Unless a uniform is legitimately required for a role, companies that mandate strict employee dress codes should seriously rethink these policies, said Greg Kuchcik, VP of HR at Zeeto.io. “Almost all companies have moved to a business casual at most with a lot of companies moving to no dress code altogether,” Kuchcik said. “If you have strong HR/management and trusted employees, there is no reason that you can't allow your workers to be comfortable all day, every day.” Nicole Green, HR and Employee Engagement Manager at Perfect Search Media, echoed this. “Casual dress can lead to an environment that is more open-minded and allows for focus on ideas over a dress code,” she said.
Not long ago, it wasn’t uncommon for companies to have set policies in place that regulated employees’ use of and access to social media platforms. But now, such a policy makes a company look outdated, as Lucas Group’s Chief People Officer, Carolina King, said. “I certainly feel that limiting employee’s access to social media is a thing of the past and detrimental to a company’s ability to attract top talent,” King said. “I also think when companies do not offer bring your own device (cell phone) programs or policies, they feel behind the times.”
Research shows that 75% of the causers for employee turnover are preventable. But companies that remain married to an outdated model of performance review-based feedback miss out on opportunities to address those causers. “Performance reviews are often the only official opportunity for an employee to share concerns, ask questions, and have a conversation with a manager,” Vivek Kumar, a recruiter, said. “However, performance reviews are also used by companies to determine bonuses and raises, which restricts employees from speaking freely and without fear of consequences. Implementing a system of continuous employee feedback is an excellent replacement for an uncomfortable, high-pressure quarterly or yearly performance review.”

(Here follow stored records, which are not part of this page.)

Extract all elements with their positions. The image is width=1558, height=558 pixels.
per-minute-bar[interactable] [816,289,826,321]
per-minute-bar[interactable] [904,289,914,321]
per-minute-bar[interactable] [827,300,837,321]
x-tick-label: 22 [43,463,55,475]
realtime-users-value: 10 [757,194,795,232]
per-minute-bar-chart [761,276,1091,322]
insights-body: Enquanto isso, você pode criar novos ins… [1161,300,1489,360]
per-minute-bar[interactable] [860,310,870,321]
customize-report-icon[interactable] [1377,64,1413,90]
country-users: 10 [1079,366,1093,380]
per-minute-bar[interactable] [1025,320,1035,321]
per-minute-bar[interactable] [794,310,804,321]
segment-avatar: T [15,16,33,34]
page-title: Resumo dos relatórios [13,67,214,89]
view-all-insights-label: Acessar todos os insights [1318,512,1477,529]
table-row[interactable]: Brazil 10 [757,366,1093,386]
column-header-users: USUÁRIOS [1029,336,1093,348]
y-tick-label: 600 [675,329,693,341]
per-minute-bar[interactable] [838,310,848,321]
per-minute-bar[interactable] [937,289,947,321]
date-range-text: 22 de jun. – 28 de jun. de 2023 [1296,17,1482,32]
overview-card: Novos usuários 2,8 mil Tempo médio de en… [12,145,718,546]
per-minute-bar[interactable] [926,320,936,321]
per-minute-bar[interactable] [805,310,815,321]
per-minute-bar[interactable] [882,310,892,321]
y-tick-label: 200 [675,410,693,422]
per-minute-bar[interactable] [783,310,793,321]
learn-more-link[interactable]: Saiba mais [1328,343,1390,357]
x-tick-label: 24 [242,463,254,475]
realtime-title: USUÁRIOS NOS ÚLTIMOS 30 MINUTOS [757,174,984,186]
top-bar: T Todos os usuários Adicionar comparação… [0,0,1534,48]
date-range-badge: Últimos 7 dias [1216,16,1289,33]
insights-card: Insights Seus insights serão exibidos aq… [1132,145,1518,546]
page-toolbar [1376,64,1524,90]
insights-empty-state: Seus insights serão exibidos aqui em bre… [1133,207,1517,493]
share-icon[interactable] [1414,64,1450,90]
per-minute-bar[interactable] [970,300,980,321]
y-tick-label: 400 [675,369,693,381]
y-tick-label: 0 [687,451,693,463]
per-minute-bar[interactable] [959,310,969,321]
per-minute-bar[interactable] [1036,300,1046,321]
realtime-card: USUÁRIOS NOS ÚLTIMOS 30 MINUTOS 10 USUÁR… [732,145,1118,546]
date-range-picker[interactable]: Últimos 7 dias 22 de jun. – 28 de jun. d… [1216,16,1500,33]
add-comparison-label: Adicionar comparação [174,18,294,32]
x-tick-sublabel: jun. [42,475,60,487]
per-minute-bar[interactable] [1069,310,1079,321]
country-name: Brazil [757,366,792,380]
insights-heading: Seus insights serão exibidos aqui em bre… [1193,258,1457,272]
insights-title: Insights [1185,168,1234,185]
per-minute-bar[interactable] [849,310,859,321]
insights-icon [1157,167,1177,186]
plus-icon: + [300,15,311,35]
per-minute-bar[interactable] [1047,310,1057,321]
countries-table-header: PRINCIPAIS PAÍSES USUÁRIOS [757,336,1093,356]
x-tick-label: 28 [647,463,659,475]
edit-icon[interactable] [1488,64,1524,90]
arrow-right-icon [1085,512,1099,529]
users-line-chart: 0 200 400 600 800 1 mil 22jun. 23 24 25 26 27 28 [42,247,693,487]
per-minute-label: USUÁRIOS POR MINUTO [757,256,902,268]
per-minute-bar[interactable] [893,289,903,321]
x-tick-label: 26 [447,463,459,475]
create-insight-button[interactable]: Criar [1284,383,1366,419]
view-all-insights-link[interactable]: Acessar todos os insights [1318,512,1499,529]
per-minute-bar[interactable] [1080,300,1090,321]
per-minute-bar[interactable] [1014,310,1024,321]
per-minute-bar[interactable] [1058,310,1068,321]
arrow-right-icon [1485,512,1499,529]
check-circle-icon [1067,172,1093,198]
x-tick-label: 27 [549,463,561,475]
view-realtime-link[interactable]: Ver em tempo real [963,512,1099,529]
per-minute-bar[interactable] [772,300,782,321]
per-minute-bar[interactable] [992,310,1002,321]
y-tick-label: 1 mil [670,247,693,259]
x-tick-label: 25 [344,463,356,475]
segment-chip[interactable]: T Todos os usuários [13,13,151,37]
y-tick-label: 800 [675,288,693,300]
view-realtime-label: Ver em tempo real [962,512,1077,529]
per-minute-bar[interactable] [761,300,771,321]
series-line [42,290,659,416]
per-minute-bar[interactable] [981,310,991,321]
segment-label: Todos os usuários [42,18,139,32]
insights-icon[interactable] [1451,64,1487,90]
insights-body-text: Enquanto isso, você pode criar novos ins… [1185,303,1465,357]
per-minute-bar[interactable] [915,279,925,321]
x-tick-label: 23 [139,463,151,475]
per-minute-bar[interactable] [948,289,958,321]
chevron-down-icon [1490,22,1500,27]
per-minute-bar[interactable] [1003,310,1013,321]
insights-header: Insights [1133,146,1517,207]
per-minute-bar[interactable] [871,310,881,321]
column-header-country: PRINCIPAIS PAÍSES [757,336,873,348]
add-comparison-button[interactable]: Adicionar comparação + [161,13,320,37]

On the surface, bereavement leave may seem like a humanitarian benefit for employers to offer. But by enforcing a set number of days for this kind of leave, companies are engaging in a form of employee hand holding that has no place in the modern working world, said Cindy Harvey, CEO of Amelia Dee. “Instead of dictating how long it should take someone to recover from an illness or to grieve, these policies should be more flexible, empower managers and employees to have conversations, and do what is right for the person and situation,” Harvey said. “Doing this also supports positive employee mental health and wellness practices in the workplace, two critical issues in workplaces today.”
A policy of flexibility, as referenced earlier, is crucial for any employer that wants to remain relevant today. An increasingly trendy benefit in this space is unlimited paid time off; but research around the detriments of this policy may soon make it an outdated offering, argued Samuel Johns, HR Specialist and Office Manager at Resume Genius. “On the face of it, unlimited PTO is a blessing, since an employee can theoretically take off the time they need to recenter and recharge themselves. However, recent 180-degree about-faces by several companies have revealed that unlimited PTO policies are unworkable, since employees end up toiling away with less PTO than they would using a standard PTO system,” Johns said. “At Resume Genius, we do offer unlimited PTO, but we also have a minimum PTO requirement of 10 days a year. On top of that, managers are notified if their team members haven’t taken a day off in the last six months, and are asked to schedule them some much-deserved time off.”